Diversity Analytics Case Studies
Case Study 1: Global Technology
A global technology company was struggling to increase the female population of their workforce. After three years, the gender split of their workforce composition remained unchanged.
Using the planning process presented in our diversity strategy planning guide and with the assistance of Numerical Insights LLC, this technology company set realistic goals and targets justified by the internal and external data available.
Within two years, they successfully met their goals by adhering to the clearly defined action plan and by communicating that plan to all Human Resource team members and internal hiring managers.
Case Study 2: Transparent Explanation of Gender Pay Gap
A Canadian technology company, with a presence in the United Kingdom, wanted to determine its “gender pay gap” as defined by the UK reporting mandate. Further, for the gap that existed, it wanted to provide its employees with full transparency of the results and drivers.
Numerical Insights LLC assessed the gender pay gap for this company’s largest workforce, the Canadian employee base. Statistical tests were conducted to determine the drivers of the pay gap in addition to testing the fairness of promotions, hiring and performance reviews.
The CEO of this technology company presented the results to all employees and made the results publicly available online in their Corporate Social Responsibility Report.
Analytics for a diverse talent pipeline
While many companies have good intentions when it comes to increasing diversity, most have struggled to make a difference over the past few years. The key to meeting your diversity targets is to understand the underlying patterns in your organization.
We use analytics to understand these patterns. We then educate you on where you can make the fastest difference in the composition of your workforce. We work with you to set realistic diversity goals and action plans.
The topic of diversity receives a large amount of attention. Much of that attention is a misunderstanding of how to interpret diversity data. The reporting of the gender pay gap is one of those misunderstandings.
We use statistical methods to test for fairness in the hiring process, promotions, performance reviews and salary bands. We also examine the differences in how different employee groups answer feedback surveys.

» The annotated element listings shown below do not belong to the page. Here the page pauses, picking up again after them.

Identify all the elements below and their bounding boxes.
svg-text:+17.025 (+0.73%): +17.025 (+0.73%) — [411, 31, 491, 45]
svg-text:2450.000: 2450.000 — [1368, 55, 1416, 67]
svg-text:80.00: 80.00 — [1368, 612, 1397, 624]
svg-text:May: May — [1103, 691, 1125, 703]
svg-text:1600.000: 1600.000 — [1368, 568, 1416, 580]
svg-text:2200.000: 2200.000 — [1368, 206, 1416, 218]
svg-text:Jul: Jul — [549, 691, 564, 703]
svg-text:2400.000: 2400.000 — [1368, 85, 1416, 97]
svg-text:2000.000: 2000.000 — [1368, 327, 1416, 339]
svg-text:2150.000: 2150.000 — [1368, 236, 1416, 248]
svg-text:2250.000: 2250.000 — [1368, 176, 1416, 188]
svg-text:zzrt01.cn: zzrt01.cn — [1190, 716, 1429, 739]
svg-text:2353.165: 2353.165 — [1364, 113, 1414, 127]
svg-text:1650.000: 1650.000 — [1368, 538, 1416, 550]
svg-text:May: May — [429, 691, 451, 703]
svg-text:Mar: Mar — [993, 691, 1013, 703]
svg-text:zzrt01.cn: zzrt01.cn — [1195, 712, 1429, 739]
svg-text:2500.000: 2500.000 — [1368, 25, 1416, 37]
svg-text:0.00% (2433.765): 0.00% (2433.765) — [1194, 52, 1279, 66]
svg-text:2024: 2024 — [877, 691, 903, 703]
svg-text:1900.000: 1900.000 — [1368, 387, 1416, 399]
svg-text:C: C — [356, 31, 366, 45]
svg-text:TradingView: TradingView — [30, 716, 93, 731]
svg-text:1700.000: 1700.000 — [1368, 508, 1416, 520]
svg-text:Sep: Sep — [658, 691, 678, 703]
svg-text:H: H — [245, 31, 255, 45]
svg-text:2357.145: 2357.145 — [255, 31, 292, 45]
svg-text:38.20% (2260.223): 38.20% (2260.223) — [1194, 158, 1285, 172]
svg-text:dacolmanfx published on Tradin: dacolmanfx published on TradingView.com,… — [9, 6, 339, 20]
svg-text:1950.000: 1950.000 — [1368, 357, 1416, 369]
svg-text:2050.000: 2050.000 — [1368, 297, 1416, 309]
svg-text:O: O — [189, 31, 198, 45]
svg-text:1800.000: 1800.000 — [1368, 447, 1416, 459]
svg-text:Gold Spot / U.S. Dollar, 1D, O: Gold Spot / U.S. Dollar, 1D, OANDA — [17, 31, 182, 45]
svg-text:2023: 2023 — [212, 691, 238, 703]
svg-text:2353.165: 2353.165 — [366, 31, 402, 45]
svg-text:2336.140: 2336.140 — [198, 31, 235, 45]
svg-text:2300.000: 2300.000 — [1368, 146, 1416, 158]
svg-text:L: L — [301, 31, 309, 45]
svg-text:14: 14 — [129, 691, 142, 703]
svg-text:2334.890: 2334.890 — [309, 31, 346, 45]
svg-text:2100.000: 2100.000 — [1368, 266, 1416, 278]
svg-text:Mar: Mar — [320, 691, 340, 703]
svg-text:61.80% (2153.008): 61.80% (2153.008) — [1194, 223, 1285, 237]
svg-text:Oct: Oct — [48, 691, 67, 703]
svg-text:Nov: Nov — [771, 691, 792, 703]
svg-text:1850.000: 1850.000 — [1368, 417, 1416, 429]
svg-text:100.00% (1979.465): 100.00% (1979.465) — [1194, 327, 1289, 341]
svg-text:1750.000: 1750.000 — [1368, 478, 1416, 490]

Use statistical data to mitigate potential legal action
Enhance the effectiveness of your diversity efforts
Monitor ongoing progress
Added challenges for STEM companies
STEM companies are under public attack for a lack of female employees. But sometimes, what appears to be a gender issue is being driven by something else. We’ve worked with several big-name clients to explain the real factors behind a perceived gender bias. Using statistical techniques, we can provide a robust analysis and create a fully-transparent report that you can release to your employees and the public.
Whether you work in Human Resources, a corporate legal function, supply chain, finance or operations, all functional areas should align their goals with the overall business strategy.
The same advice applies to those that lead diversity teams and initiatives.
What is the overall corporate goal for diversity?
How do HR and other functional areas contribute to the success of achieving that goal?
Who is accountable for the success of planned diversity action plans?
What are realistic timelines for completion of the planned initiatives?
Corporate Social Responsibility reports
Ms. Smith has helped clients tell the story of their gender pay gap reporting and Corporate Social Responsibility (CSR) reporting. By the nature of the formulas being reported, technology and STEM-based companies will have a substantial gap. At Numerical Insights, we use statistical processes to clearly explain why those gaps exist and in doing so, providing companies with the ability to be transparent with their employees on this topic.
Ms. Smith has also assisted companies with the calculations associated with adverse impact analysis. In large companies especially, the rapid change of needed skill sets sometimes makes a job role or area of the company redundant. We help companies conduct an impact analysis to determine whether any specific employee group will be adversely affected.